Che casino questo silenzio

Libri Firenze /Maremmi Editori

* pagg. 162, euro 14,00

 

Per la prima volta mi avventuro nella recensione di un libro (per la verità due, arriverà a breve anche la recensione del secondo volume dello stesso autore) per raccontarvi quello che mi è stato trasmesso dalla lettura di queste pagine.
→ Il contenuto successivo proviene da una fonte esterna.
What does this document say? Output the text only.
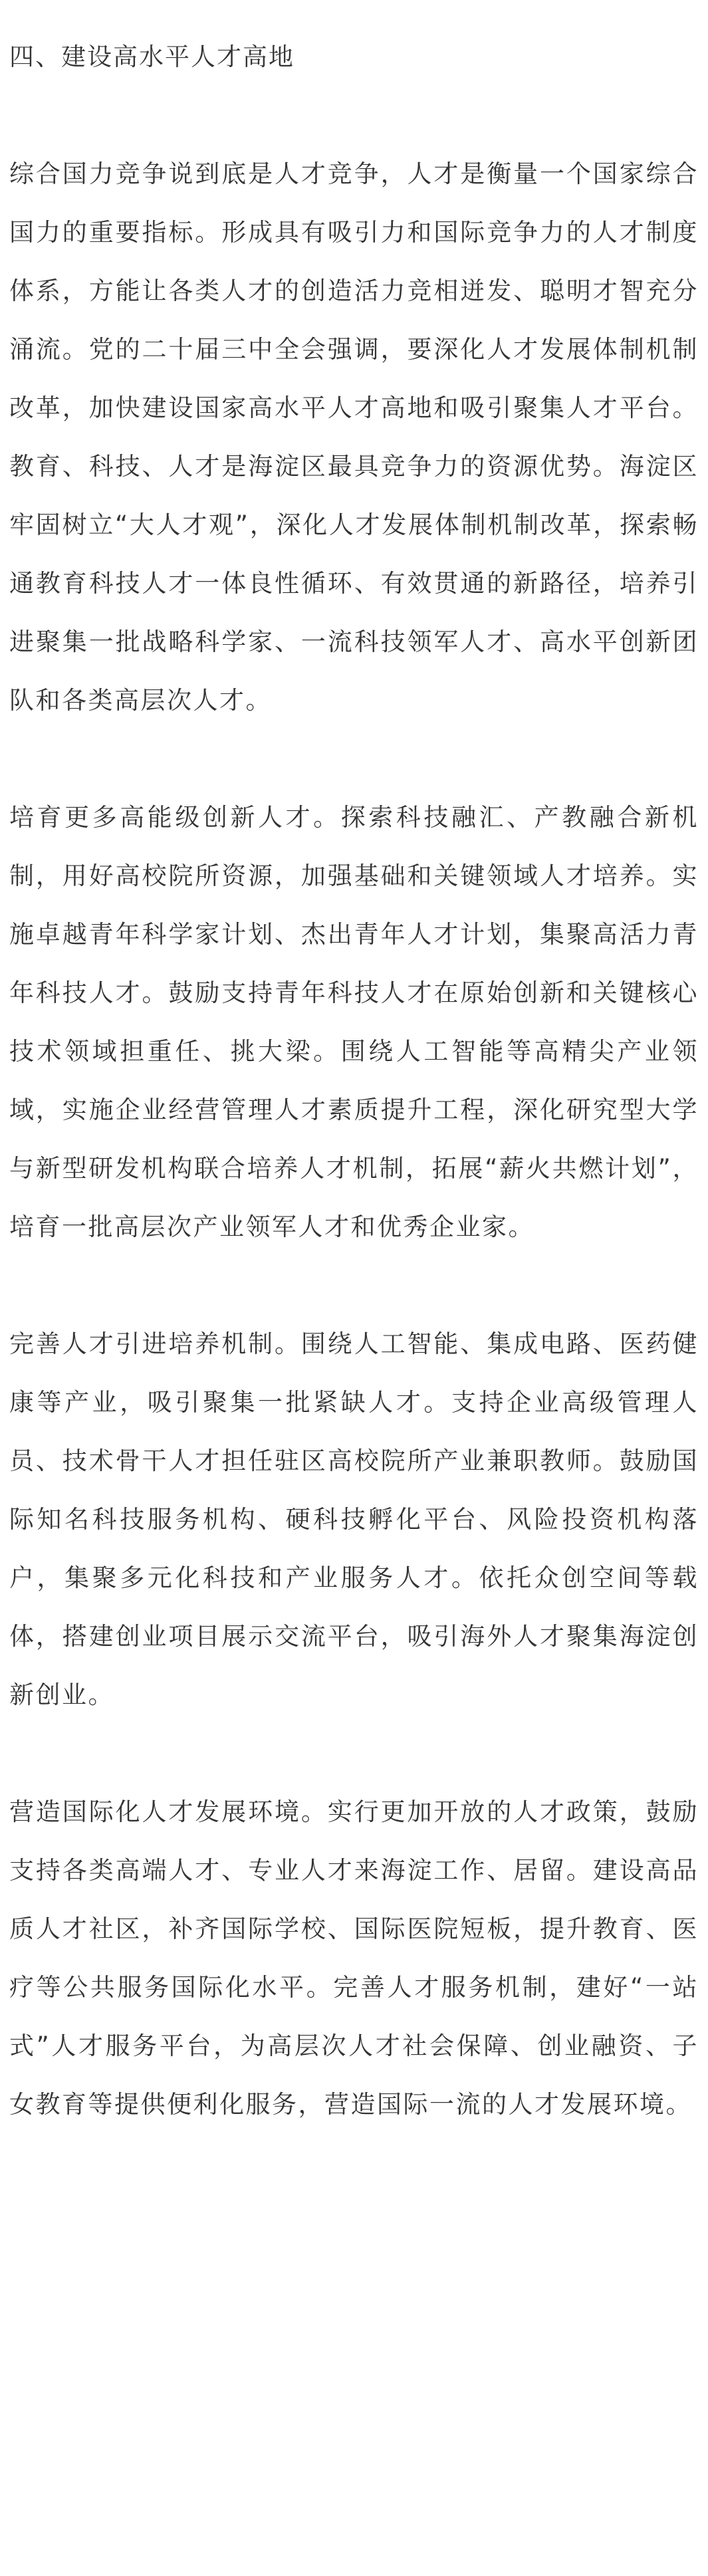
四、建设高水平人才高地

综合国力竞争说到底是人才竞争，人才是衡量一个国家综合国力的重要指标。形成具有吸引力和国际竞争力的人才制度体系，方能让各类人才的创造活力竞相迸发、聪明才智充分涌流。党的二十届三中全会强调，要深化人才发展体制机制改革，加快建设国家高水平人才高地和吸引聚集人才平台。教育、科技、人才是海淀区最具竞争力的资源优势。海淀区牢固树立“大人才观”，深化人才发展体制机制改革，探索畅通教育科技人才一体良性循环、有效贯通的新路径，培养引进聚集一批战略科学家、一流科技领军人才、高水平创新团队和各类高层次人才。

培育更多高能级创新人才。探索科技融汇、产教融合新机制，用好高校院所资源，加强基础和关键领域人才培养。实施卓越青年科学家计划、杰出青年人才计划，集聚高活力青年科技人才。鼓励支持青年科技人才在原始创新和关键核心技术领域担重任、挑大梁。围绕人工智能等高精尖产业领域，实施企业经营管理人才素质提升工程，深化研究型大学与新型研发机构联合培养人才机制，拓展“薪火共燃计划”，培育一批高层次产业领军人才和优秀企业家。

完善人才引进培养机制。围绕人工智能、集成电路、医药健康等产业，吸引聚集一批紧缺人才。支持企业高级管理人员、技术骨干人才担任驻区高校院所产业兼职教师。鼓励国际知名科技服务机构、硬科技孵化平台、风险投资机构落户，集聚多元化科技和产业服务人才。依托众创空间等载体，搭建创业项目展示交流平台，吸引海外人才聚集海淀创新创业。

营造国际化人才发展环境。实行更加开放的人才政策，鼓励支持各类高端人才、专业人才来海淀工作、居留。建设高品质人才社区，补齐国际学校、国际医院短板，提升教育、医疗等公共服务国际化水平。完善人才服务机制，建好“一站式”人才服务平台，为高层次人才社会保障、创业融资、子女教育等提供便利化服务，营造国际一流的人才发展环境。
Innanzitutto vi presento l’autore: Danilo Saccotelli, educatore, musico terapista, senza dimenticare le sue esperienze musicali dietro le pelli a dettar i tempi per svariate band tra cui Braindamage, Extrema, Solitudo, Zero to None e più recentemente Rock Siffredi e Kiino. Il nostro Danilo si avventura in un racconto pseudo-autobiografico dove racconta la storia di un educatore (Samuele) e di un musicista di successo (Francky). Da una parte una persona equilibrata, altruista (per lavoro e/o per necessità) che cerca in qualche modo di risolvere i problemi (suoi e degli altri), dall’altra una rockstar (egoista) vittima dell’egoismo, due vite completamente differenti unite da alcune passioni, prima tra tutte, la musica. Le citazioni musicali, non solo metal, ci sono e sono ben calibrate come gli addobbi sull'albero di Natale, non troppe da appesantirlo, neanche poche da dover strizzare gli occhi per cercarle, ma equilibrate e si passa dai Porcupine Tree agli Incubus, dai Faith No More ai Metallica, dagli Iron Maiden ai Pink Floyd, dagli Yes agli Slayer senza dimenticare De Gregori, Baglioni, Vasco Rossi, insomma per tutti i gusti.